What Is Personal Financing And How It Works

 

Want to renovate a home, start a business, or pay credit card bills? You may be planning to apply for personal financing.

However, you may not be so sure what it really is. There are many questions playing in your mind: What is the maximum amount available? What is the repayment period? Does the bank or financial institution require any collateral? Please read on to find out more.

Is it real?

Personal financing means where you can borrow a fixed amount of money from a financial institution for various purposes and agreed repayment terms complete with interest.

You might think, “It’s like other financial loans out there”. But in fact, it is not the same. If you look more closely at the details of personal financing, it actually illustrates the opposite.

For starters, personal financing is often in small or moderate amounts, if desired compared to home loans. Housing loans are set at a certain percentage based on the purchase price of the house, while personal financing is not fixed from RM2,000 to RM250,000.

Second, you do not need to provide various documents in support when you apply for personal financing and do not require any collateral as collateral. It is enough to provide a complete set of application documents and proof that you can afford to repay the financing.

Third, Malaysians can choose between conventional or shariah-compliant personal financing. Refunds with interest rate charges will be available for conventional personal financing, but shariah personal financing involves the financier buying a commodity on your behalf before you repay for the commodity over a period of time with a set profit rate. In addition, there is personal financing in Malaysia targeting those who serve the government, statutory bodies, or government-linked companies.
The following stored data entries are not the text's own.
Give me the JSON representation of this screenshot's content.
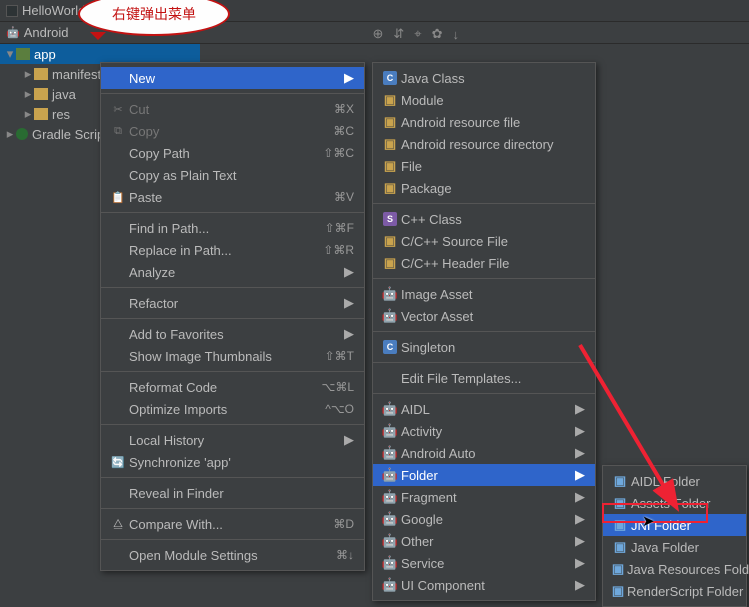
{
  "bubble_text": "右键弹出菜单",
  "titlebar": {
    "project_name": "HelloWorld"
  },
  "breadcrumb": {
    "view_mode": "Android"
  },
  "toolbar_icons": [
    "⊕",
    "⇵",
    "⌖",
    "✿",
    "↓"
  ],
  "tree": {
    "app": "app",
    "manifests": "manifests",
    "java": "java",
    "res": "res",
    "gradle": "Gradle Scripts"
  },
  "menu1": [
    {
      "label": "New",
      "sel": true,
      "arrow": true
    },
    "sep",
    {
      "label": "Cut",
      "sc": "⌘X",
      "disabled": true,
      "icon": "✂"
    },
    {
      "label": "Copy",
      "sc": "⌘C",
      "disabled": true,
      "icon": "⧉"
    },
    {
      "label": "Copy Path",
      "sc": "⇧⌘C"
    },
    {
      "label": "Copy as Plain Text"
    },
    {
      "label": "Paste",
      "sc": "⌘V",
      "icon": "📋"
    },
    "sep",
    {
      "label": "Find in Path...",
      "sc": "⇧⌘F"
    },
    {
      "label": "Replace in Path...",
      "sc": "⇧⌘R"
    },
    {
      "label": "Analyze",
      "arrow": true
    },
    "sep",
    {
      "label": "Refactor",
      "arrow": true
    },
    "sep",
    {
      "label": "Add to Favorites",
      "arrow": true
    },
    {
      "label": "Show Image Thumbnails",
      "sc": "⇧⌘T"
    },
    "sep",
    {
      "label": "Reformat Code",
      "sc": "⌥⌘L"
    },
    {
      "label": "Optimize Imports",
      "sc": "^⌥O"
    },
    "sep",
    {
      "label": "Local History",
      "arrow": true
    },
    {
      "label": "Synchronize 'app'",
      "icon": "🔄"
    },
    "sep",
    {
      "label": "Reveal in Finder"
    },
    "sep",
    {
      "label": "Compare With...",
      "sc": "⌘D",
      "icon": "⧋"
    },
    "sep",
    {
      "label": "Open Module Settings",
      "sc": "⌘↓"
    }
  ],
  "menu2": [
    {
      "label": "Java Class",
      "icon": "c"
    },
    {
      "label": "Module",
      "icon": "f"
    },
    {
      "label": "Android resource file",
      "icon": "f"
    },
    {
      "label": "Android resource directory",
      "icon": "f"
    },
    {
      "label": "File",
      "icon": "f"
    },
    {
      "label": "Package",
      "icon": "f"
    },
    "sep",
    {
      "label": "C++ Class",
      "icon": "s"
    },
    {
      "label": "C/C++ Source File",
      "icon": "f"
    },
    {
      "label": "C/C++ Header File",
      "icon": "f"
    },
    "sep",
    {
      "label": "Image Asset",
      "icon": "a"
    },
    {
      "label": "Vector Asset",
      "icon": "a"
    },
    "sep",
    {
      "label": "Singleton",
      "icon": "c"
    },
    "sep",
    {
      "label": "Edit File Templates..."
    },
    "sep",
    {
      "label": "AIDL",
      "icon": "a",
      "arrow": true
    },
    {
      "label": "Activity",
      "icon": "a",
      "arrow": true
    },
    {
      "label": "Android Auto",
      "icon": "a",
      "arrow": true
    },
    {
      "label": "Folder",
      "icon": "a",
      "arrow": true,
      "sel": true
    },
    {
      "label": "Fragment",
      "icon": "a",
      "arrow": true
    },
    {
      "label": "Google",
      "icon": "a",
      "arrow": true
    },
    {
      "label": "Other",
      "icon": "a",
      "arrow": true
    },
    {
      "label": "Service",
      "icon": "a",
      "arrow": true
    },
    {
      "label": "UI Component",
      "icon": "a",
      "arrow": true
    }
  ],
  "menu3": [
    {
      "label": "AIDL Folder",
      "icon": "fo"
    },
    {
      "label": "Assets Folder",
      "icon": "fo"
    },
    {
      "label": "JNI Folder",
      "icon": "fo",
      "sel": true
    },
    {
      "label": "Java Folder",
      "icon": "fo"
    },
    {
      "label": "Java Resources Folder",
      "icon": "fo"
    },
    {
      "label": "RenderScript Folder",
      "icon": "fo"
    }
  ]
}
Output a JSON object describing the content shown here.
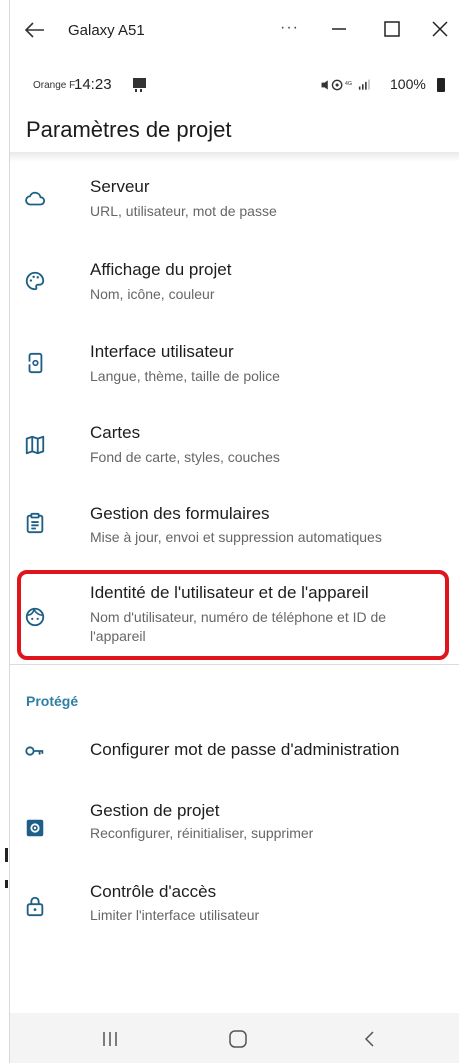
{
  "window": {
    "title": "Galaxy A51",
    "more_label": "···"
  },
  "status_bar": {
    "carrier": "Orange F",
    "time": "14:23",
    "battery": "100%"
  },
  "page": {
    "title": "Paramètres de projet"
  },
  "items": [
    {
      "icon": "cloud-icon",
      "title": "Serveur",
      "subtitle": "URL, utilisateur, mot de passe"
    },
    {
      "icon": "palette-icon",
      "title": "Affichage du projet",
      "subtitle": "Nom, icône, couleur"
    },
    {
      "icon": "phone-settings-icon",
      "title": "Interface utilisateur",
      "subtitle": "Langue, thème, taille de police"
    },
    {
      "icon": "map-icon",
      "title": "Cartes",
      "subtitle": "Fond de carte, styles, couches"
    },
    {
      "icon": "clipboard-icon",
      "title": "Gestion des formulaires",
      "subtitle": "Mise à jour, envoi et suppression automatiques"
    },
    {
      "icon": "face-icon",
      "title": "Identité de l'utilisateur et de l'appareil",
      "subtitle": "Nom d'utilisateur, numéro de téléphone et ID de l'appareil"
    }
  ],
  "protected_section": {
    "header": "Protégé",
    "items": [
      {
        "icon": "key-icon",
        "title": "Configurer mot de passe d'administration"
      },
      {
        "icon": "settings-box-icon",
        "title": "Gestion de projet",
        "subtitle": "Reconfigurer, réinitialiser, supprimer"
      },
      {
        "icon": "lock-icon",
        "title": "Contrôle d'accès",
        "subtitle": "Limiter l'interface utilisateur"
      }
    ]
  },
  "colors": {
    "accent": "#2f7fa3",
    "icon": "#1e5f86",
    "highlight": "#e0141c"
  }
}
Fourth, there are interest rates and profits in personal financing. Neither the concept of conventional nor shariah financing has a fixed and floating interest rate or profit. Fixed-rate means that the rate is a fixed amount throughout the term of your financing, and it is calculated based on the initial amount of financing while the floating rate will often vary based on market conditions until the end of the financing period.

The fifth feature in personal financing? Ability to repay according to your convenience. When applying for personal financing, you are asked to choose a repayment period – a minimum of 1 year to a maximum of 10 years – that suits your financial ability for the nearest period of time.

Overall, personal financing is a small financial improvement that can be obtained for personal purposes, and as long as you are able to repay and meet the repayment terms, you don’t have to worry about other things. The same goes for shariah-compliant personal financing which requires you to fully comply with shariah.

Most importantly, remember that personal financing is about how you choose to use your money – and as long as you are aware of the products or habits you can afford to choose, you have been ahead in managing your personal funds prudently and will eventually provide convenience.